同じフレームを3回撮影—オーバー、アンダー、正露出。困難な照明下の保険とHDRポストに必須。
コントラストレンジが難しい現場――逆光、人工光と自然光の混在、あるいはトーンカーブをすぐに判断できないシーン――では、ブラケット露出を使用します。3枚のショットを連続で撮影します。1枚はアンダー(通常-1または-2EV)、1枚は露出計で適正露出、1枚はオーバー(+1~+2EV)です。編集で最適なテイクを選択するか、後で合成します。これはハイライトの白飛びやシャドウの黒潰れに対する保険です。

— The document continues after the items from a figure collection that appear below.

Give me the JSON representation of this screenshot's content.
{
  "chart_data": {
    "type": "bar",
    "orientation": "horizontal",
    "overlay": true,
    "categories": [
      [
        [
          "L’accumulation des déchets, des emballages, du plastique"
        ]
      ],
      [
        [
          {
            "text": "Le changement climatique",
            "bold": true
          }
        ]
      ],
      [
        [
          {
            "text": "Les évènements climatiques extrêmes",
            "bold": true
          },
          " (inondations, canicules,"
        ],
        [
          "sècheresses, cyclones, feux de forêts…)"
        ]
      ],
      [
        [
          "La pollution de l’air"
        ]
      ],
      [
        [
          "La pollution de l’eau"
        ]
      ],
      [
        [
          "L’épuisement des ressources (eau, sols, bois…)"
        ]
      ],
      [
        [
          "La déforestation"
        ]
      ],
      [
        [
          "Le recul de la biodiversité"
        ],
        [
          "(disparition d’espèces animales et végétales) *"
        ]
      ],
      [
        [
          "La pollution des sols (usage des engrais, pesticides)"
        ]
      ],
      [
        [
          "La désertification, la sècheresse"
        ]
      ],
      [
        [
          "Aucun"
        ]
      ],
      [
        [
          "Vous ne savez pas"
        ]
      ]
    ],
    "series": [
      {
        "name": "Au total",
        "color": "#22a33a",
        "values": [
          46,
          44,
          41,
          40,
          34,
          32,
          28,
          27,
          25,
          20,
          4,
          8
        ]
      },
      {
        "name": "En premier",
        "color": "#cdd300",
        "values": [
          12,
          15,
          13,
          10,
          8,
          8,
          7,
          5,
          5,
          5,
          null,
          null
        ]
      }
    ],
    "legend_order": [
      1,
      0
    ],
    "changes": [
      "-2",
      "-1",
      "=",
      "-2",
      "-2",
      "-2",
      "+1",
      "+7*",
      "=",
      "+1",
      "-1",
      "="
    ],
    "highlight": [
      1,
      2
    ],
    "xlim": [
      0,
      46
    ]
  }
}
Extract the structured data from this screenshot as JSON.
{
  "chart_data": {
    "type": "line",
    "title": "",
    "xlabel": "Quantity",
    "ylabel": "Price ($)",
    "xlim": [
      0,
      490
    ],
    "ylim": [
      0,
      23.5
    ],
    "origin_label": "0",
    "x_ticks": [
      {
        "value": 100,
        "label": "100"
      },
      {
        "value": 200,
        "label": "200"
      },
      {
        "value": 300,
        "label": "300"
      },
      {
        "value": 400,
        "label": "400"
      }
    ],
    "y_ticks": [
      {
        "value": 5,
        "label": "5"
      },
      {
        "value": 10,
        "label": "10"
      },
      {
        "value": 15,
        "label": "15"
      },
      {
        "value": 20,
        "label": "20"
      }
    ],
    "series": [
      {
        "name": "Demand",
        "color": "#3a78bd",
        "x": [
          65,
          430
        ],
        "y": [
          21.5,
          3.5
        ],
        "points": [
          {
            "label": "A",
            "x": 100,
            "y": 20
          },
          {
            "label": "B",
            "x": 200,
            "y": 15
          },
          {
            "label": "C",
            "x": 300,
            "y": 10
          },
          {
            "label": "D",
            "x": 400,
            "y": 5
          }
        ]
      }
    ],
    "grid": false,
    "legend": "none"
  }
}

撮影媒体によって実践方法は異なります。デジタルカメラ、特にLog撮影では、カメラが自動で連写するオート・エクスポージャー・ブラケット(AEB)を使用することがよくあります。Arri、Sony、REDでは標準装備です。ブラケットレンジ(通常±1~±2段)を設定し、一度シャッターを切れば、カメラは3枚または5枚のフレームを提供します。重要:画像間の間隔は、風、揺れる木々、役者の動きなどによるブレが問題にならない程度に安定している必要があります。ドキュメンタリーや素早いリアクションが求められる場面ではリスクが伴います。管理された屋外撮影や静止したセットアップ(建築、風景、待機中の動物)では、ブラケット露出があなたの強力な味方になります。
現代のワークフロー、特にネイティブHDRまたはグレーディングパイプラインでは、ブラケット露出を拡張ダイナミックレンジの回復にも利用します。ハイライトのために意図的にオーバー露出で記録し(より多くの情報を救うため)、その後シャドウのためにアンダー露出で記録し、後で両方のレイヤーを合成します。これは古典的な意味でのHDRではなく、最大限の柔軟性を実現するためのハイブリッドアプローチです。特に夕焼け、日の出、ハイキーシーンでその効果を発揮します。
欠点:ストレージ容量と編集時間が必要です。1つのショットではなく3つになるため、50以上のテイクではすぐに倍増します。また、グレーディングでどのバージョンを使用するか、あるいはどのように合成するかを正確に把握していないと、結果が不自然になったり、ちらついたりする可能性があります。現場では、スクリプトスーパーバイザーにプライマリバージョンを明確に伝えます。編集では、最も良いテイクを明確にマークします。カラーフラグ、レーティング、あるいは単に下段(適正露出)をメイントラックとし、他をレイヤードハンドルとしてマークします。
ブラケット露出は不確実さの表れではありません。それは職人技です。長年の経験を持つ優れたカメラマンは、すべての屋外撮影やコントラストがクリティカルなシーンで体系的にこれを使用します。それはバリエーションを提供し、バリエーションはカラーリストと監督に選択肢を与えます。